Economic Injury Disaster Loan Grants -
The bill allocates $10 billion for small and medium sized businesses, specifically defined as businesses with fewer than 500 workers, under the existing Economic Injury Disaster Loan Program.
The legislation makes the following changes to the existing SBA Economic Injury Disaster Loan program:
- The loans can be made based solely on credit scores;
- Loans below $200,000 can be approved without a personal guarantee;
- Borrowers can receive $10,000 cash advances that are forgiven if spent on paid leave, maintaining payroll, increased costs due to supply chain disruption, mortgage or lease payments, or repaying obligations that cannot be met due to revenue losses.
SBA 7(a) Loan Program -
The bill allocates $349 billion for small and medium sized businesses (fewer than 500 employees) for SBA’s expanded 7(a) loan program. This program would be received via an SBA approved lender in a specific community.
The loan includes a 100% government guarantee and defines the covered loan period as beginning on February 15, 2020 and ending on June 30, 2020.

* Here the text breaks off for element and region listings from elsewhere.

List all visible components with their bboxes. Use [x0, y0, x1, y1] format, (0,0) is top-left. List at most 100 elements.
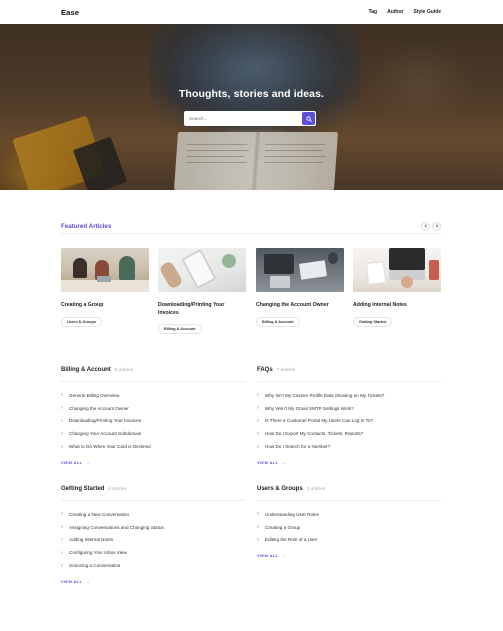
- card-tag[interactable]: Billing & Account: [158, 324, 202, 335]
- arrow-right-icon: →: [85, 459, 90, 465]
- article-link[interactable]: › Snoozing a Conversation: [61, 559, 245, 572]
- category-count: 5 articles: [114, 367, 134, 372]
- view-all-label[interactable]: VIEW ALL: [61, 460, 82, 465]
- article-title[interactable]: Assigning Conversations and Changing Sta…: [69, 525, 164, 530]
- view-all-label[interactable]: VIEW ALL: [257, 460, 278, 465]
- chevron-left-icon: [424, 224, 427, 228]
- article-link[interactable]: › General Billing Overview: [61, 389, 245, 402]
- hero-banner: Thoughts, stories and ideas.: [0, 24, 503, 190]
- card-title[interactable]: Changing the Account Owner: [256, 302, 344, 310]
- view-all-link[interactable]: VIEW ALL →: [257, 553, 441, 558]
- article-link[interactable]: › Changing Your Account Subdomain: [61, 427, 245, 440]
- article-title[interactable]: Downloading/Printing Your Invoices: [69, 418, 141, 423]
- carousel-prev-button[interactable]: [421, 221, 430, 231]
- article-link[interactable]: › Creating a New Conversation: [61, 508, 245, 521]
- article-title[interactable]: Creating a New Conversation: [69, 512, 129, 517]
- article-link[interactable]: › Assigning Conversations and Changing St…: [61, 521, 245, 534]
- chevron-right-icon: ›: [257, 536, 259, 543]
- article-title[interactable]: Configuring Your Inbox View: [69, 550, 127, 555]
- category-count: 7 articles: [276, 367, 296, 372]
- chevron-right-icon: ›: [257, 524, 259, 531]
- chevron-right-icon: ›: [61, 511, 63, 518]
- article-title[interactable]: How Do I Export My Contacts, Tickets, Re…: [265, 431, 363, 436]
- article-link[interactable]: › Downloading/Printing Your Invoices: [61, 415, 245, 428]
- view-all-link[interactable]: VIEW ALL →: [61, 460, 245, 465]
- article-link[interactable]: › Creating a Group: [257, 521, 441, 534]
- search-input[interactable]: [184, 111, 302, 126]
- article-link[interactable]: › Changing the Account Owner: [61, 402, 245, 415]
- card-title[interactable]: Adding Internal Notes: [353, 302, 441, 310]
- category-faqs: FAQs 7 articles › Why Isn't My Custom Pro…: [257, 367, 441, 465]
- article-link[interactable]: › How Do I Search for a Number?: [257, 440, 441, 453]
- carousel-arrows: [421, 221, 441, 231]
- search-button[interactable]: [302, 112, 315, 125]
- search-box: [184, 111, 316, 126]
- card-tag[interactable]: Getting Started: [353, 316, 393, 327]
- category-title[interactable]: Users & Groups: [257, 486, 303, 492]
- article-title[interactable]: Editing the Role of a User: [265, 537, 317, 542]
- chevron-right-icon: ›: [257, 443, 259, 450]
- card-image-desk[interactable]: [256, 248, 344, 292]
- article-title[interactable]: Why Won't My Gmail SMTP Settings Work?: [265, 406, 354, 411]
- chevron-right-icon: ›: [257, 417, 259, 424]
- view-all-link[interactable]: VIEW ALL →: [61, 579, 245, 584]
- card-image-laptop[interactable]: [353, 248, 441, 292]
- article-link[interactable]: › Is There a Customer Portal My Users Can…: [257, 415, 441, 428]
- category-billing-account: Billing & Account 5 articles › General Bi…: [61, 367, 245, 465]
- view-all-label[interactable]: VIEW ALL: [257, 553, 278, 558]
- article-title[interactable]: What to Do When Your Card is Declined: [69, 444, 151, 449]
- featured-card[interactable]: Creating a Group Users & Groups: [61, 248, 149, 328]
- article-title[interactable]: Changing Your Account Subdomain: [69, 431, 141, 436]
- view-all-label[interactable]: VIEW ALL: [61, 579, 82, 584]
- article-title[interactable]: How Do I Search for a Number?: [265, 444, 330, 449]
- article-title[interactable]: Snoozing a Conversation: [69, 563, 120, 568]
- article-title[interactable]: General Billing Overview: [69, 393, 119, 398]
- article-link[interactable]: › Why Isn't My Custom Profile Data Showin…: [257, 389, 441, 402]
- chevron-right-icon: [435, 224, 438, 228]
- featured-title: Featured Articles: [61, 222, 112, 230]
- article-title[interactable]: Understanding User Roles: [265, 512, 319, 517]
- card-tag[interactable]: Users & Groups: [61, 316, 102, 327]
- divider: [257, 500, 441, 501]
- divider: [61, 500, 245, 501]
- article-link[interactable]: › What to Do When Your Card is Declined: [61, 440, 245, 453]
- article-list: › Understanding User Roles › Creating a Gr…: [257, 508, 441, 546]
- card-title[interactable]: Creating a Group: [61, 302, 149, 310]
- card-image-meeting[interactable]: [61, 248, 149, 292]
- article-title[interactable]: Is There a Customer Portal My Users Can …: [265, 418, 373, 423]
- nav-author-link[interactable]: Author: [387, 9, 403, 15]
- category-header: Getting Started 6 articles: [61, 486, 245, 496]
- article-title[interactable]: Adding Internal Notes: [69, 537, 113, 542]
- featured-card[interactable]: Changing the Account Owner Billing & Acc…: [256, 248, 344, 328]
- carousel-next-button[interactable]: [432, 221, 441, 231]
- site-logo[interactable]: Ease: [61, 8, 79, 17]
- category-title[interactable]: FAQs: [257, 367, 273, 373]
- category-title[interactable]: Getting Started: [61, 486, 104, 492]
- view-all-link[interactable]: VIEW ALL →: [257, 460, 441, 465]
- featured-card[interactable]: Adding Internal Notes Getting Started: [353, 248, 441, 328]
- article-title[interactable]: Changing the Account Owner: [69, 406, 129, 411]
- chevron-right-icon: ›: [257, 392, 259, 399]
- category-title[interactable]: Billing & Account: [61, 367, 111, 373]
- nav-tag-link[interactable]: Tag: [369, 9, 378, 15]
- article-list: › Why Isn't My Custom Profile Data Showin…: [257, 389, 441, 453]
- card-title[interactable]: Downloading/Printing Your Invoices: [158, 302, 246, 317]
- card-image-phone[interactable]: [158, 248, 246, 292]
- chevron-right-icon: ›: [61, 536, 63, 543]
- article-link[interactable]: › Why Won't My Gmail SMTP Settings Work?: [257, 402, 441, 415]
- chevron-right-icon: ›: [257, 430, 259, 437]
- nav-style-guide-link[interactable]: Style Guide: [413, 9, 441, 15]
- article-title[interactable]: Creating a Group: [265, 525, 300, 530]
- article-link[interactable]: › Adding Internal Notes: [61, 534, 245, 547]
- featured-header: Featured Articles: [61, 219, 441, 233]
- article-title[interactable]: Why Isn't My Custom Profile Data Showing…: [265, 393, 384, 398]
- arrow-right-icon: →: [281, 553, 286, 559]
- category-header: Users & Groups 3 articles: [257, 486, 441, 496]
- chevron-right-icon: ›: [61, 392, 63, 399]
- article-link[interactable]: › Editing the Role of a User: [257, 534, 441, 547]
- article-link[interactable]: › How Do I Export My Contacts, Tickets, R…: [257, 427, 441, 440]
- article-link[interactable]: › Configuring Your Inbox View: [61, 546, 245, 559]
- featured-card[interactable]: Downloading/Printing Your Invoices Billi…: [158, 248, 246, 335]
- article-link[interactable]: › Understanding User Roles: [257, 508, 441, 521]
- card-tag[interactable]: Billing & Account: [256, 316, 300, 327]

Allowable uses of these loans include:
- Payroll costs;
- Certain costs related to the continuation of group health care benefits;
- Employee salaries (including commissions);
- Mortgage, lease, rent and utilities payments;
- Allowance for dismissal or separation;
- Retirement benefits; and
- Payment of State or local tax assessed on the compensation of employees.
The loans are capped at $10 million per recipient. Payroll costs exclude compensation paid to individuals, including the self-employed, above $100,000 a year.
The small business borrower will have a portion of their loan forgiven in the amount equal to their payroll costs (not including costs for compensation above $100,000 annually), interest payments on mortgages, rent payments, and utility payments between February 15 and June 30, 2020.
Loan forgiveness will be reduced if the borrower reduces employment by a ratio similar to their reduction in employment or if borrower reduces salaries and wages by more than 25%.